Friday, February 7, 2020
No snow remained anywhere I could see around the trailer park. But you
could tell from the gray and the withered growth to either side that the world
was still embraced by winter.
The sky promised rain and maybe even flurries. And yet, amid this, a
dirty yellow Jeep with municipal license plates made its way from trailer to
trail, much in the way a honey bee from flower to flower in season, an old man
with a tilted hat seated behind the wheel, surveying the landscape with the
same diligence.
He pulled up the jeep in the driveway next to Jimmy’s, got out, carrying
a large yellow toolbox with the name Dewalt written across its side in black
letters. He eyed some of the other trailers and then moved on to another across
the gravel road, the toolbox weighing down, tilting him to one side to make him
look like a drunken sailor.
Gray hair poked out from under his baseball style cap. He had a large mustache
that made him look how Thurman Munson might have looked in Thurman Munson had
lived to his age, reminding me of those days when Jimmy lived on Pine Street in
Montclair and invited me over to watch the New York Yankees lose on TV.
On the old man’s second trip around the trailer court, he paused to look
at me, clearly wondering what I was doing there.
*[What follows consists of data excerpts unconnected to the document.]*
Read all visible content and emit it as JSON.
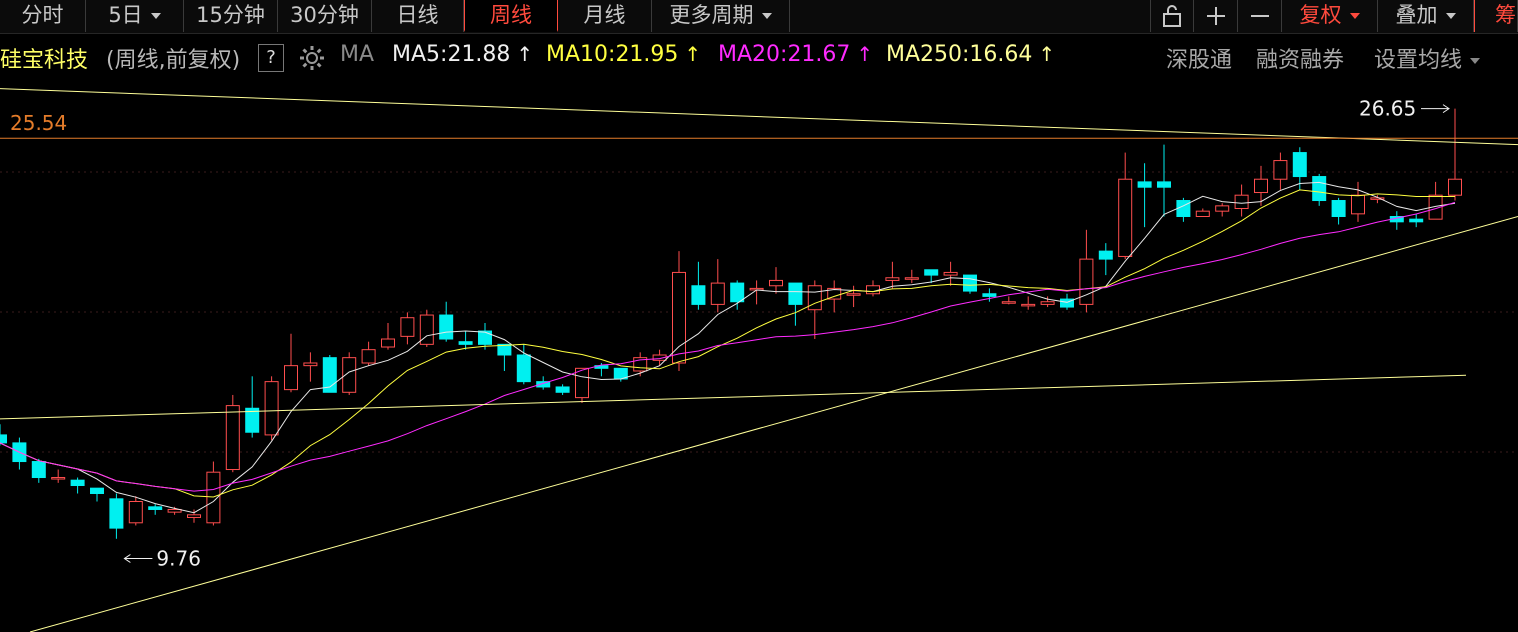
{
  "toolbar": {
    "tabs": [
      {
        "label": "分时"
      },
      {
        "label": "5日"
      },
      {
        "label": "15分钟"
      },
      {
        "label": "30分钟"
      },
      {
        "label": "日线"
      },
      {
        "label": "周线"
      },
      {
        "label": "月线"
      },
      {
        "label": "更多周期"
      }
    ],
    "active_tab": "周线",
    "icon_buttons": [
      "lock-icon",
      "zoom-in-icon",
      "zoom-out-icon"
    ],
    "fuquan_label": "复权",
    "overlay_label": "叠加",
    "chip_label": "筹"
  },
  "info": {
    "stock_name": "硅宝科技",
    "period_text": "(周线,前复权)",
    "help_label": "?",
    "ma_label": "MA",
    "ma5": "MA5:21.88",
    "ma10": "MA10:21.95",
    "ma20": "MA20:21.67",
    "ma250": "MA250:16.64",
    "links": [
      "深股通",
      "融资融券",
      "设置均线"
    ]
  },
  "colors": {
    "up": "#ff4e4e",
    "down": "#00f0f0",
    "ma5": "#e8e8e8",
    "ma10": "#ffff40",
    "ma20": "#ff2bff",
    "ma250": "#ffff99",
    "price_line": "#e47c2a"
  },
  "chart_data": {
    "type": "candlestick",
    "price_line_label": "25.54",
    "price_line_value": 25.54,
    "high_annotation": "26.65",
    "high_value": 26.65,
    "low_annotation": "9.76",
    "low_value": 9.76,
    "y_range": [
      7.0,
      27.8
    ],
    "candles": [
      [
        14.4,
        14.1,
        14.8,
        14.0
      ],
      [
        14.1,
        13.4,
        14.3,
        13.1
      ],
      [
        13.4,
        12.8,
        13.5,
        12.6
      ],
      [
        12.8,
        12.8,
        13.1,
        12.6
      ],
      [
        12.7,
        12.5,
        12.8,
        12.2
      ],
      [
        12.4,
        12.2,
        12.4,
        11.9
      ],
      [
        12.0,
        10.9,
        12.2,
        10.5
      ],
      [
        11.1,
        11.9,
        12.1,
        11.0
      ],
      [
        11.7,
        11.6,
        11.8,
        11.4
      ],
      [
        11.5,
        11.6,
        11.7,
        11.4
      ],
      [
        11.3,
        11.4,
        11.6,
        11.1
      ],
      [
        11.1,
        13.0,
        13.4,
        11.0
      ],
      [
        13.1,
        15.5,
        15.9,
        13.0
      ],
      [
        15.4,
        14.5,
        16.6,
        14.3
      ],
      [
        14.4,
        16.4,
        16.6,
        14.2
      ],
      [
        16.1,
        17.0,
        18.2,
        16.0
      ],
      [
        17.0,
        17.1,
        17.5,
        16.4
      ],
      [
        17.3,
        16.0,
        17.4,
        16.0
      ],
      [
        16.0,
        17.3,
        17.5,
        15.9
      ],
      [
        17.1,
        17.6,
        17.9,
        17.0
      ],
      [
        17.7,
        18.0,
        18.6,
        17.6
      ],
      [
        18.1,
        18.8,
        19.0,
        17.8
      ],
      [
        17.8,
        18.9,
        19.1,
        17.7
      ],
      [
        18.9,
        18.0,
        19.4,
        17.9
      ],
      [
        17.9,
        17.8,
        18.3,
        17.6
      ],
      [
        18.3,
        17.8,
        18.6,
        17.6
      ],
      [
        17.8,
        17.4,
        17.8,
        16.8
      ],
      [
        17.4,
        16.4,
        17.8,
        16.3
      ],
      [
        16.4,
        16.2,
        16.6,
        16.1
      ],
      [
        16.2,
        16.0,
        16.3,
        15.9
      ],
      [
        15.8,
        16.9,
        16.9,
        15.6
      ],
      [
        17.0,
        16.9,
        17.1,
        16.6
      ],
      [
        16.9,
        16.5,
        16.9,
        16.4
      ],
      [
        16.8,
        17.3,
        17.5,
        16.6
      ],
      [
        17.2,
        17.4,
        17.6,
        17.0
      ],
      [
        17.1,
        20.5,
        21.3,
        16.8
      ],
      [
        20.0,
        19.3,
        20.9,
        19.1
      ],
      [
        19.3,
        20.1,
        21.0,
        19.0
      ],
      [
        20.1,
        19.4,
        20.2,
        19.1
      ],
      [
        19.9,
        19.9,
        20.2,
        19.3
      ],
      [
        20.0,
        20.2,
        20.7,
        19.7
      ],
      [
        20.1,
        19.3,
        20.1,
        18.5
      ],
      [
        19.1,
        20.0,
        20.2,
        18.0
      ],
      [
        19.5,
        19.9,
        20.2,
        19.0
      ],
      [
        19.7,
        19.7,
        20.0,
        19.2
      ],
      [
        19.7,
        20.0,
        20.2,
        19.6
      ],
      [
        20.2,
        20.3,
        20.9,
        19.9
      ],
      [
        20.3,
        20.3,
        20.6,
        20.1
      ],
      [
        20.6,
        20.4,
        20.6,
        20.1
      ],
      [
        20.4,
        20.5,
        20.9,
        20.0
      ],
      [
        20.4,
        19.8,
        20.4,
        19.7
      ],
      [
        19.7,
        19.6,
        19.9,
        19.4
      ],
      [
        19.4,
        19.4,
        19.6,
        19.3
      ],
      [
        19.3,
        19.3,
        19.6,
        19.1
      ],
      [
        19.3,
        19.4,
        19.6,
        19.2
      ],
      [
        19.5,
        19.2,
        19.7,
        19.1
      ],
      [
        19.3,
        21.0,
        22.1,
        19.0
      ],
      [
        21.3,
        21.0,
        21.6,
        20.4
      ],
      [
        21.1,
        24.0,
        25.0,
        21.0
      ],
      [
        23.9,
        23.7,
        24.6,
        22.2
      ],
      [
        23.9,
        23.7,
        25.3,
        22.6
      ],
      [
        23.2,
        22.6,
        23.3,
        22.4
      ],
      [
        22.6,
        22.8,
        22.9,
        22.6
      ],
      [
        22.8,
        23.0,
        23.1,
        22.6
      ],
      [
        22.9,
        23.4,
        23.8,
        22.6
      ],
      [
        23.5,
        24.0,
        24.5,
        23.0
      ],
      [
        24.0,
        24.7,
        25.0,
        23.6
      ],
      [
        25.0,
        24.1,
        25.2,
        23.6
      ],
      [
        24.1,
        23.2,
        24.2,
        23.0
      ],
      [
        23.2,
        22.6,
        23.3,
        22.3
      ],
      [
        22.7,
        23.4,
        23.9,
        22.4
      ],
      [
        23.3,
        23.3,
        23.4,
        23.1
      ],
      [
        22.6,
        22.4,
        22.8,
        22.1
      ],
      [
        22.5,
        22.4,
        22.7,
        22.2
      ],
      [
        22.5,
        23.4,
        23.9,
        22.5
      ],
      [
        23.4,
        24.0,
        26.65,
        23.2
      ]
    ]
  }
}
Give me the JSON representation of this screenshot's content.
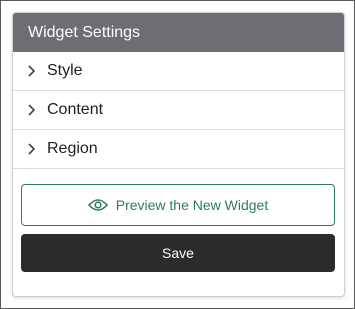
{
  "panel": {
    "title": "Widget Settings"
  },
  "sections": [
    {
      "label": "Style",
      "icon": "chevron-right-icon"
    },
    {
      "label": "Content",
      "icon": "chevron-right-icon"
    },
    {
      "label": "Region",
      "icon": "chevron-right-icon"
    }
  ],
  "actions": {
    "preview_label": "Preview the New Widget",
    "preview_icon": "eye-icon",
    "save_label": "Save"
  },
  "colors": {
    "header_bg": "#6c6e73",
    "accent_green": "#2e7d5b",
    "save_bg": "#2b2b2b"
  }
}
When I told him, I was an old friend of Jimmy’s, he relaxed, but also
seemed to grow sad, even weary, as if he carried the burden of Jimmy’s death on
his shoulder.
He told me had been there when the police it comes to break into the
trailer after Jimmy's death, and then later when Maureen arrived, and a short
time after that Patty and John, recalling their ashen faces, and the look of
pain each bore.
He said he was likely the last person from the trailer court to have spoken
to Jimmy before Jimmy’s death.
He had come over to look at the sundial Jimmy had posted on the stump
of an old tree, the old man had cut down some time earlier, but was never able
to remove the remains.
“I told him he had installed wrong,” the old man said. “I can tell the
time just by looking at the sun and I could tell that the Sundial was wrong. He
told me that someone must have been messing with it because had set it right
when he put it out here.”
They talked briefly about the struggle to deal with the dead tree, and
the trouble stumps cause when trying to move them, at which point, Jimmy said
he had to get something from the supermarket and drove off.
That was the last time the old man saw or spoke with Jimmy. He learned
of the death two days later when the cops showed up to break into the trailer
in order to find someone they could call to inform about Jimmy’s passing.
Like the rest of us, the old man seemed to think he might have said
more to Jimmy if he had known at that time that it would be the last time,
something wise about the life and death struggle of trees, and how stubborn tree
stumps can be in keeping their grip on this world, and perhaps thinking maybe
Jimmy’s spirt was like that stump still had roots here even if we could not see
them.
Then, the old man moved on, carrying his toolbox to a trailer across
the street, mumbling something about always having something to fix somewhere.